Büste November 1973 – März 1975 Nixon führte Lohn-Preis-Kontrollen ein. Goldstandard beendet. Ölembargo der OPEC. Stagflation.
Boom April 1975 – Dezember 1979 Die Fed senkte den Zinssatz auf 4,75 %.
Büste Januar 1980 – Weihnachten. 1980 Die Fed erhöhte den Leitzins auf 20 %, um die Inflation zu beenden.
Boom August 1980 – Juni 1981 Die Fed senkte die Zinsen. 
Büste Juli 1981 – November 1982 Wiederaufnahme der Rezession von 1980.
Boom Dez. 1982 – Juni 1990 Reagan senkte den Steuersatz und erhöhte den Verteidigungshaushalt.
Büste Weihnachten. 1990 – März 1991 Verursacht durch die Spar- und Kreditkrise von 1989.
Boom April 1991 – Februar 2001 Endete mit einer Blase bei Internetinvestitionen.
Büste März 2001 – November 2001 Rezession 2001, verursacht durch Börsencrash und hohe Zinsen.
Boom Dezember 2001 – Nov. 2007 Derivate führten zu einer Immobilienblase
Büste Dez. 2007 – Juni 2009 Subprime-Hypothekenkrise
Boom Weihnachten. 2009 – Januar 2020 ARRA und QE
Büste Februar 2020 – Heute Covid Pandemie

Häufig gestellte Fragen (FAQs)

Wie lange dauert ein Boom-Bust-Zyklus beim Öl?

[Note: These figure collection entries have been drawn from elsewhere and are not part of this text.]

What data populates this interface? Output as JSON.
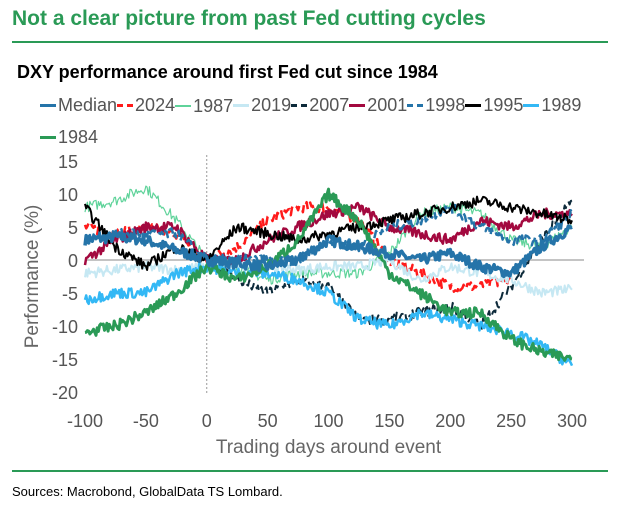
{
  "header": {
    "title": "Not a clear picture from past Fed cutting cycles"
  },
  "footer": {
    "source": "Sources: Macrobond, GlobalData TS Lombard."
  },
  "chart_data": {
    "type": "line",
    "title": "DXY performance around first Fed cut since 1984",
    "xlabel": "Trading days around event",
    "ylabel": "Performance (%)",
    "xlim": [
      -100,
      300
    ],
    "ylim": [
      -20,
      15
    ],
    "xticks": [
      "-100",
      "-50",
      "0",
      "50",
      "100",
      "150",
      "200",
      "250",
      "300"
    ],
    "yticks": [
      "15",
      "10",
      "5",
      "0",
      "-5",
      "-10",
      "-15",
      "-20"
    ],
    "x": [
      -100,
      -75,
      -50,
      -25,
      0,
      25,
      50,
      75,
      100,
      125,
      150,
      175,
      200,
      225,
      250,
      275,
      300
    ],
    "legend_position": "top",
    "series": [
      {
        "name": "Median",
        "color": "#2574a9",
        "style": "solid",
        "width": 3.5,
        "values": [
          3,
          3.5,
          3,
          1.5,
          0,
          -0.5,
          -1,
          0,
          3,
          2,
          1,
          0,
          1,
          -1,
          -2,
          2,
          5
        ]
      },
      {
        "name": "2024",
        "color": "#ff1a1a",
        "style": "dashed",
        "width": 2.5,
        "values": [
          5,
          4,
          5,
          4,
          0,
          2,
          6,
          8,
          8,
          6,
          0,
          -2,
          -4,
          -4,
          -3,
          null,
          null
        ]
      },
      {
        "name": "1987",
        "color": "#5fd39a",
        "style": "solid",
        "width": 1.2,
        "values": [
          8,
          9,
          11,
          6,
          0,
          -1,
          -3,
          -2,
          -2,
          -2,
          1,
          7,
          8,
          7,
          3,
          2,
          5
        ]
      },
      {
        "name": "2019",
        "color": "#c6e8f3",
        "style": "solid",
        "width": 2,
        "values": [
          -2,
          -1.5,
          -1,
          -1.5,
          -1,
          -1,
          -1,
          -1.5,
          -1,
          -1,
          0,
          -3,
          -1,
          -2,
          -3,
          -5,
          -4.5
        ]
      },
      {
        "name": "2007",
        "color": "#0d2a3a",
        "style": "dashed",
        "width": 2,
        "values": [
          null,
          null,
          null,
          null,
          0,
          -3,
          -5,
          -3,
          -4,
          -9,
          -9,
          -8,
          -7,
          -10,
          -4,
          3,
          9
        ]
      },
      {
        "name": "2001",
        "color": "#a3093f",
        "style": "solid",
        "width": 2.5,
        "values": [
          0,
          3,
          5,
          5,
          0,
          0,
          3,
          5,
          7,
          8,
          5,
          4,
          3,
          6,
          5,
          7,
          7
        ]
      },
      {
        "name": "1998",
        "color": "#2574a9",
        "style": "dashed",
        "width": 2.5,
        "values": [
          3,
          4,
          4,
          4,
          0,
          0,
          0,
          0,
          3,
          2,
          5,
          6,
          8,
          5,
          3,
          3,
          7
        ]
      },
      {
        "name": "1995",
        "color": "#000000",
        "style": "solid",
        "width": 2,
        "values": [
          8,
          2,
          -1,
          2,
          0,
          5,
          4,
          3,
          4,
          5,
          6,
          7,
          8,
          9,
          8,
          7,
          6
        ]
      },
      {
        "name": "1989",
        "color": "#33b8f5",
        "style": "solid",
        "width": 2.5,
        "values": [
          -6,
          -5,
          -5,
          -2,
          -1,
          -2,
          -2,
          -3,
          -5,
          -9,
          -10,
          -8,
          -9,
          -10,
          -11,
          -13,
          -16
        ]
      },
      {
        "name": "1984",
        "color": "#2a9a56",
        "style": "solid",
        "width": 3,
        "values": [
          -11,
          -10,
          -8,
          -5,
          -1,
          -3,
          -1,
          3,
          10,
          6,
          -2,
          -5,
          -8,
          -8,
          -12,
          -14,
          -15
        ]
      }
    ]
  }
}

Die Boom- und Bust-Zyklen beim Öl können ein Jahrzehnt oder länger dauern. Nachdem beispielsweise der Preis für ein Barrel West Texas Intermediate 1998 einen Tiefststand von 11,37 US-Dollar erreicht hatte, kletterte er zehn Jahre lang auf einen Höchststand von fast 140 US-Dollar im Jahr 2008. Dieser Höchstwert ist seit mehr als einem Jahrzehnt der Rekord geblieben.

Wie wirkt sich der Boom-Bust-Zyklus auf Arbeitnehmer aus?

Es ist wahrscheinlicher, dass Arbeitnehmer in Krisenzeiten ihren Arbeitsplatz verlieren und in Boomphasen höhere Löhne verzeichnen. Die Beschäftigung spiegelt typischerweise den Fortschritt der Wirtschaft im Laufe des Konjunkturzyklus wider. Während der „Boom“-Phase, wenn die Wirtschaft expandiert, steigen Beschäftigung und Einkommen. Während der „Bust“-Phase geht die Beschäftigung zurück, da sich die Wirtschaft verlangsamt.